Since we were a pretty varied skilled group it was easy enough to assign tasks and roles to our group as mentioned above, I had the main role and say in pre-production, as it was something I’m seriously considering as a career prospect, so this has been the perfect time to have a go at. I was also working as both the director and producer of the group at the start of the project for a couple of weeks. But it was decided that Tom would take over as producer since I wasn’t being firm enough with the work that needs and needed to be done at the time, so he would co-ordinate and hand out work to the group, being more productive and the team producing better work in the long run, as well making sure everyone is always getting on with something.

The pre-production role was fairly easy to approach creatively as I could experiment and research as I do for my own work, and form it in a way that was applicable to the project. For a while though, I did find it hard to fully apply myself, and put my heart into this project but once I got my head into the hard craft of designing characters and streets and figuring out the right sepia tone or black and white tone to the animation, I soon delved into the pages of my sketchbook.

As well as any other aspect in a working environment there are sure to be, ups and downs and strengths and weaknesses. The strongest aspect of this group was probably the animation, and how easily and competently the two group members, Matt and Matt got on with most of the modelling, rigging, lighting and animating and also the persistence to carry on going strong and to achieve the best, even when impossible to jump hurdles came their way, for example the rather lengthy creation (technically and creatively) of the exploding gas works, which inevitably we did fall behind on schedule on. I think the biggest weakness of the group; I felt, was the communication between group members in assigning the work to do not just for an afternoon or day but for the next week or so, which is why it was decided that Tom would take over as producer so that he could hand out work progressively to keep everyone occupied with stuff to do, as well as making sure there is some variation in the tasks.

This project has given me the chance to practise and work at the pre-production area in producing animation to give me a feel for what it’s like to be at the most important area of the work, at the core of the concept and design, and hopefully within a big animation company, having some influence over the final design. I especially enjoyed conceptualising the street scenes and full length character, Alfred, as I could play around with colour palettes, if only briefly, and various angles on the street. I also feel that my skills in designing and coming up with ideas for projects like this have improved working to a set brief, i.e. no deviation from the set story given in the sound file, which means no deviation from the setting.

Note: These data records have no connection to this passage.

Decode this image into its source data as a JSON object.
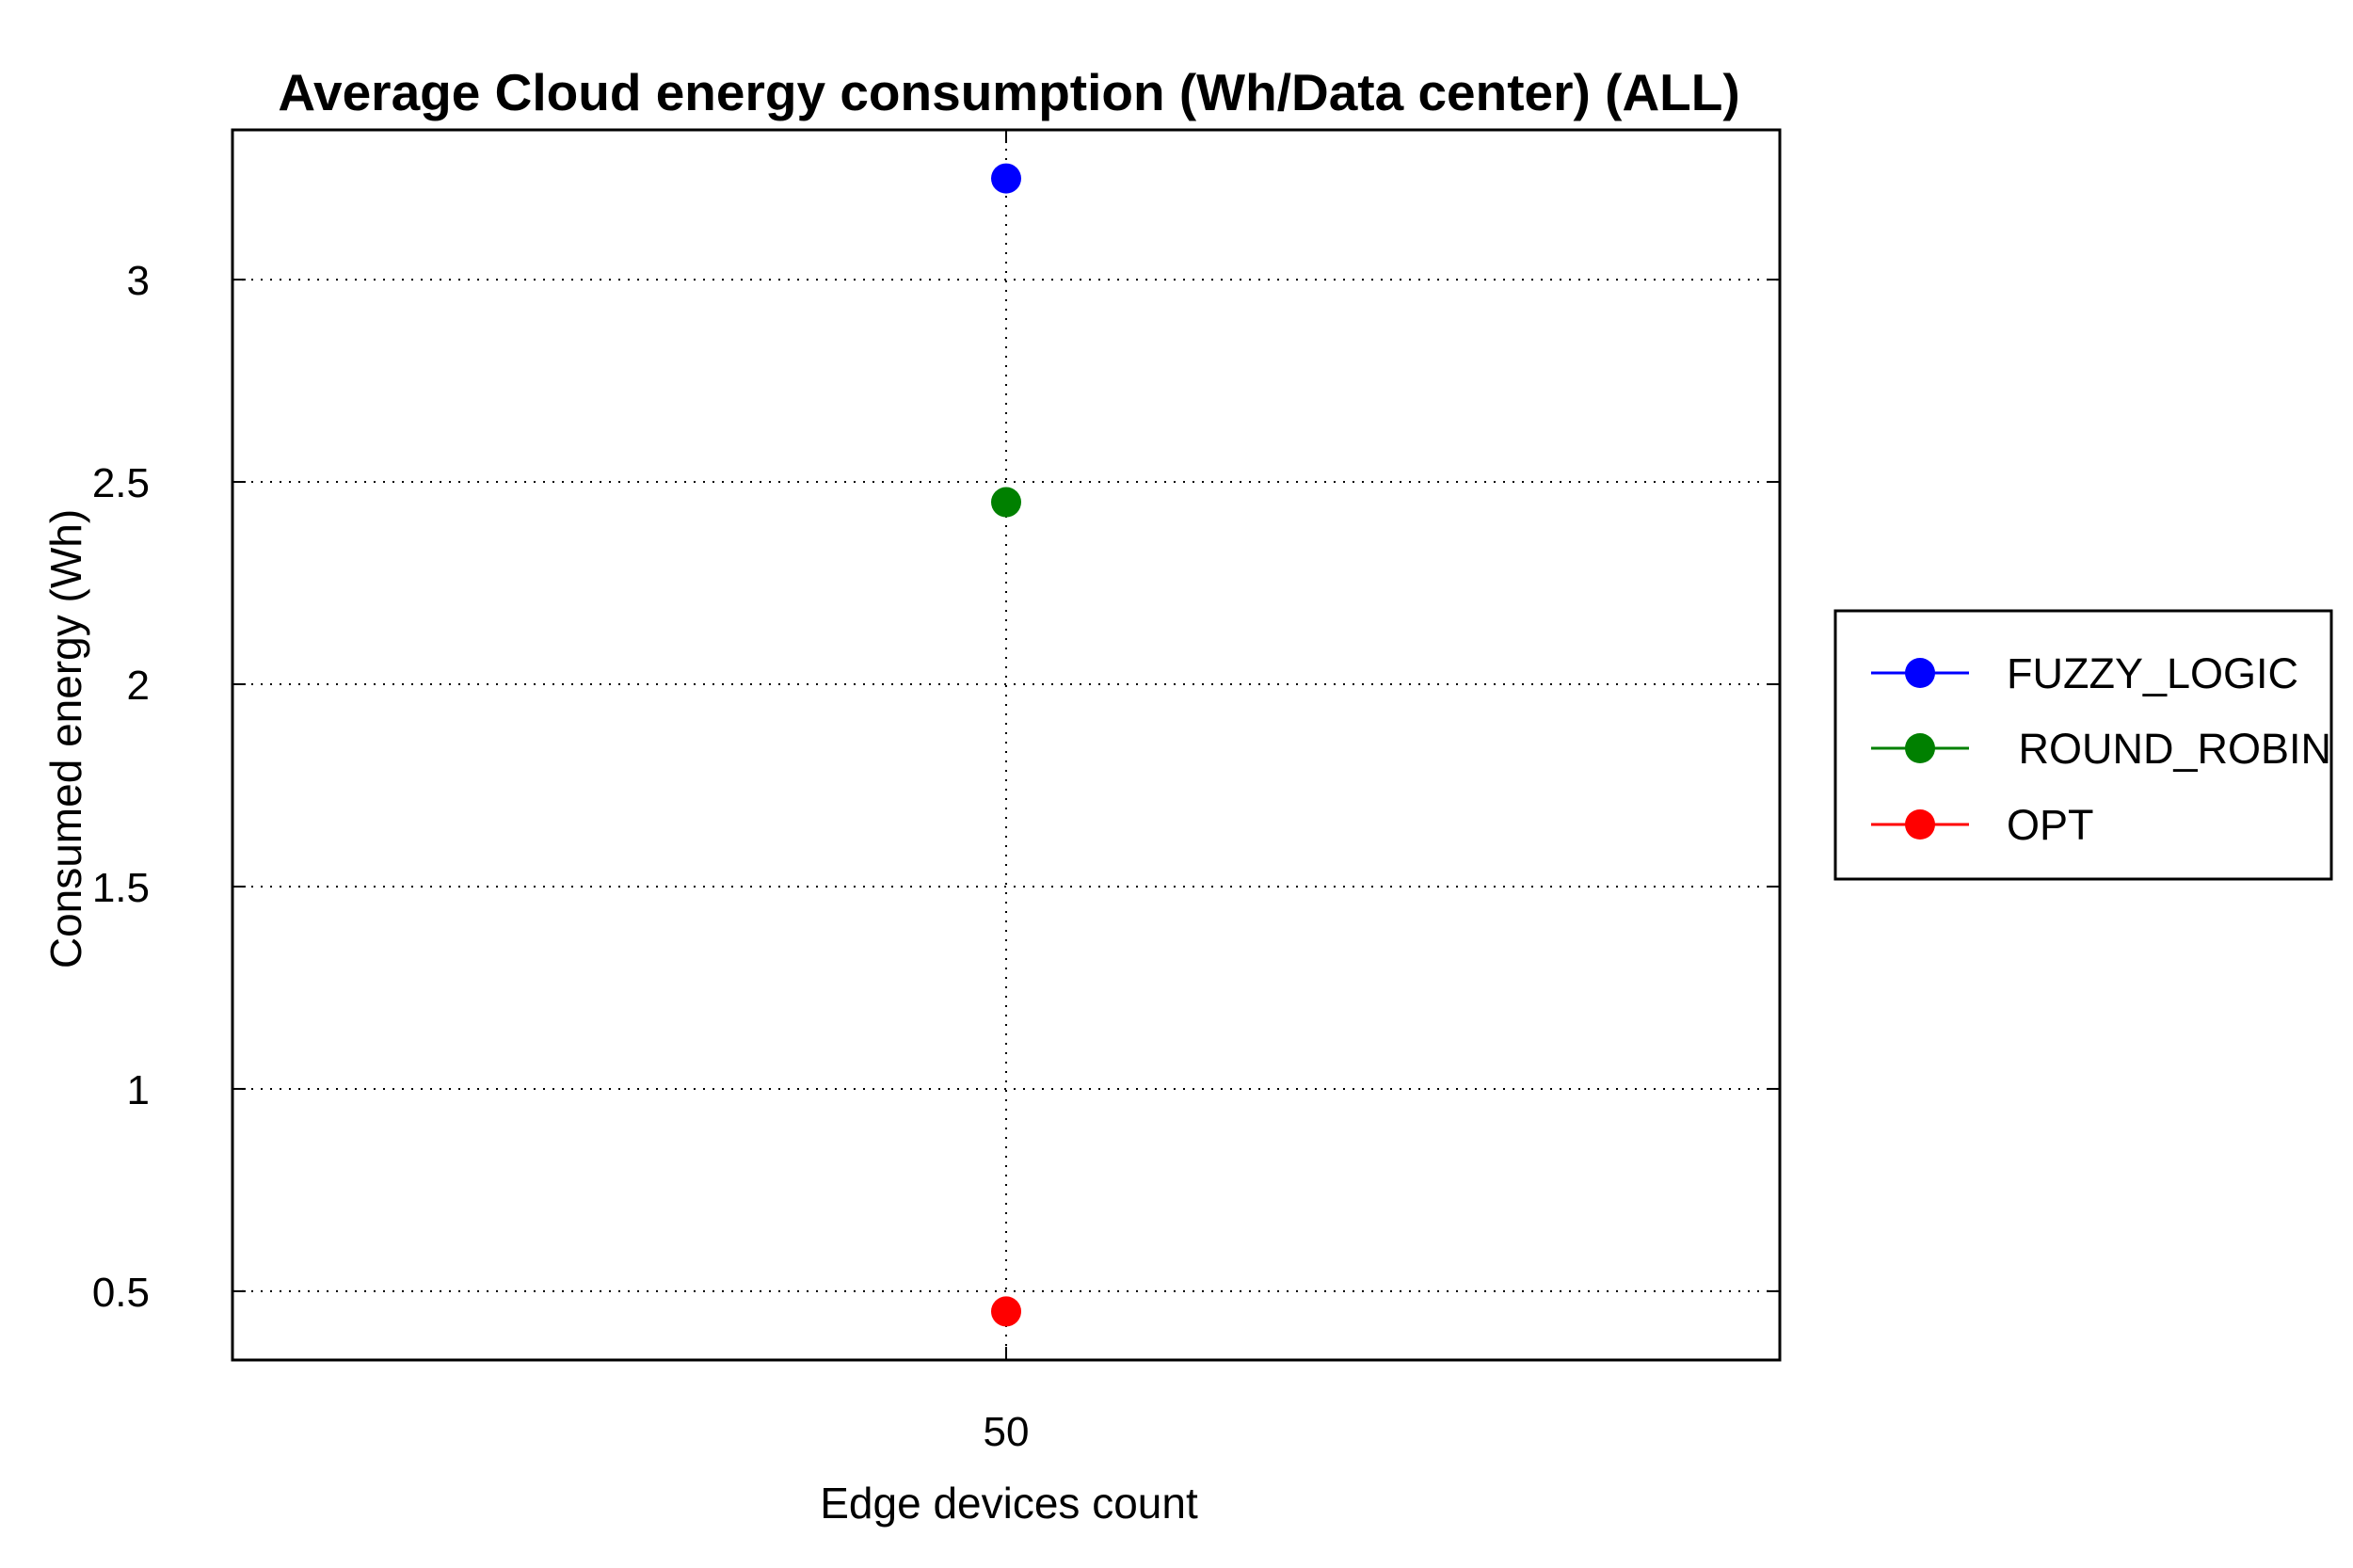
{
  "chart_data": {
    "type": "scatter",
    "title": "Average Cloud energy consumption (Wh/Data center) (ALL)",
    "xlabel": "Edge devices count",
    "ylabel": "Consumed energy (Wh)",
    "categories": [
      "50"
    ],
    "y_ticks": [
      "0.5",
      "1",
      "1.5",
      "2",
      "2.5",
      "3"
    ],
    "ylim": [
      0.33,
      3.37
    ],
    "grid": true,
    "grid_style": "dotted",
    "legend_position": "right",
    "series": [
      {
        "name": "FUZZY_LOGIC",
        "color": "#0000ff",
        "values": [
          3.25
        ]
      },
      {
        "name": " ROUND_ROBIN",
        "color": "#008000",
        "values": [
          2.45
        ]
      },
      {
        "name": "OPT",
        "color": "#ff0000",
        "values": [
          0.45
        ]
      }
    ]
  }
}
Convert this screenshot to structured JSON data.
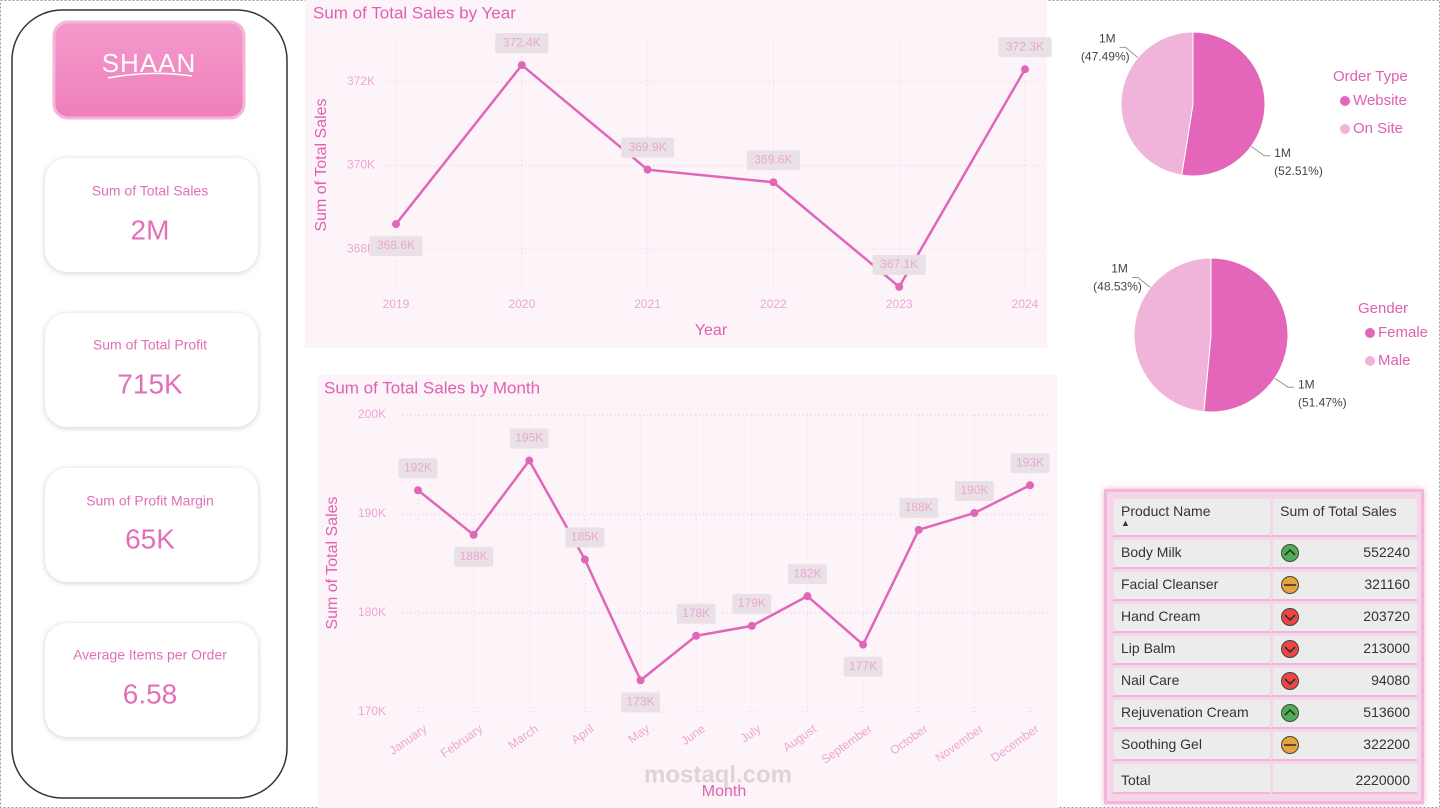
{
  "logo": "SHAAN",
  "kpis": [
    {
      "label": "Sum of Total Sales",
      "value": "2M"
    },
    {
      "label": "Sum of Total Profit",
      "value": "715K"
    },
    {
      "label": "Sum of Profit Margin",
      "value": "65K"
    },
    {
      "label": "Average Items per Order",
      "value": "6.58"
    }
  ],
  "chart_data": [
    {
      "type": "line",
      "title": "Sum of Total Sales by Year",
      "x_label": "Year",
      "y_label": "Sum of Total Sales",
      "categories": [
        "2019",
        "2020",
        "2021",
        "2022",
        "2023",
        "2024"
      ],
      "values": [
        368600,
        372400,
        369900,
        369600,
        367100,
        372300
      ],
      "value_labels": [
        "368.6K",
        "372.4K",
        "369.9K",
        "369.6K",
        "367.1K",
        "372.3K"
      ],
      "color": "#e066b8",
      "ylim": [
        367000,
        373000
      ],
      "yticks": [
        {
          "value": 368000,
          "label": "368K"
        },
        {
          "value": 370000,
          "label": "370K"
        },
        {
          "value": 372000,
          "label": "372K"
        }
      ],
      "grid": true
    },
    {
      "type": "line",
      "title": "Sum of Total Sales by Month",
      "x_label": "Month",
      "y_label": "Sum of Total Sales",
      "categories": [
        "January",
        "February",
        "March",
        "April",
        "May",
        "June",
        "July",
        "August",
        "September",
        "October",
        "November",
        "December"
      ],
      "values": [
        192400,
        187900,
        195400,
        185400,
        173200,
        177700,
        178700,
        181700,
        176800,
        188400,
        190100,
        192900
      ],
      "value_labels": [
        "192K",
        "188K",
        "195K",
        "185K",
        "173K",
        "178K",
        "179K",
        "182K",
        "177K",
        "188K",
        "190K",
        "193K"
      ],
      "color": "#e066b8",
      "ylim": [
        170000,
        200000
      ],
      "yticks": [
        {
          "value": 170000,
          "label": "170K"
        },
        {
          "value": 180000,
          "label": "180K"
        },
        {
          "value": 190000,
          "label": "190K"
        },
        {
          "value": 200000,
          "label": "200K"
        }
      ],
      "grid": true
    },
    {
      "type": "pie",
      "legend_title": "Order Type",
      "categories": [
        "Website",
        "On Site"
      ],
      "values": [
        1165722,
        1054278
      ],
      "value_labels": [
        "1M",
        "1M"
      ],
      "percent_labels": [
        "(52.51%)",
        "(47.49%)"
      ],
      "colors": [
        "#e466bb",
        "#f0b4da"
      ]
    },
    {
      "type": "pie",
      "legend_title": "Gender",
      "categories": [
        "Female",
        "Male"
      ],
      "values": [
        1142634,
        1077366
      ],
      "value_labels": [
        "1M",
        "1M"
      ],
      "percent_labels": [
        "(51.47%)",
        "(48.53%)"
      ],
      "colors": [
        "#e466bb",
        "#f0b4da"
      ]
    }
  ],
  "table": {
    "columns": [
      "Product Name",
      "Sum of Total Sales"
    ],
    "rows": [
      [
        "Body Milk",
        552240
      ],
      [
        "Facial Cleanser",
        321160
      ],
      [
        "Hand Cream",
        203720
      ],
      [
        "Lip Balm",
        213000
      ],
      [
        "Nail Care",
        94080
      ],
      [
        "Rejuvenation Cream",
        513600
      ],
      [
        "Soothing Gel",
        322200
      ]
    ],
    "status": [
      "up",
      "mid",
      "down",
      "down",
      "down",
      "up",
      "mid"
    ],
    "total": [
      "Total",
      2220000
    ]
  },
  "watermark": "mostaql.com"
}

All in all I’m proud of the work that our group has produced, and very pleased with the outcome of the hard work we’ve all put in. I especially like the fly-by scenes the planes do, they’re quite simple yet really effective, what I think needed a bit more work was the main character, Alfred, as portrayed in youth, the animation was slightly limited and linear, which could have been produced by the simple rig that had been applied to it. My favourite scene from the whole animation would have to be the gas works explosion scene, and how well it managed to turn out, considering there were many hurdles to overcome which set us back only slightly on our schedule. I enjoyed helping out with this and finding the basic dynamic presets to modify to create different effects was really enjoyable, finally getting to see the final result of my initial assistance.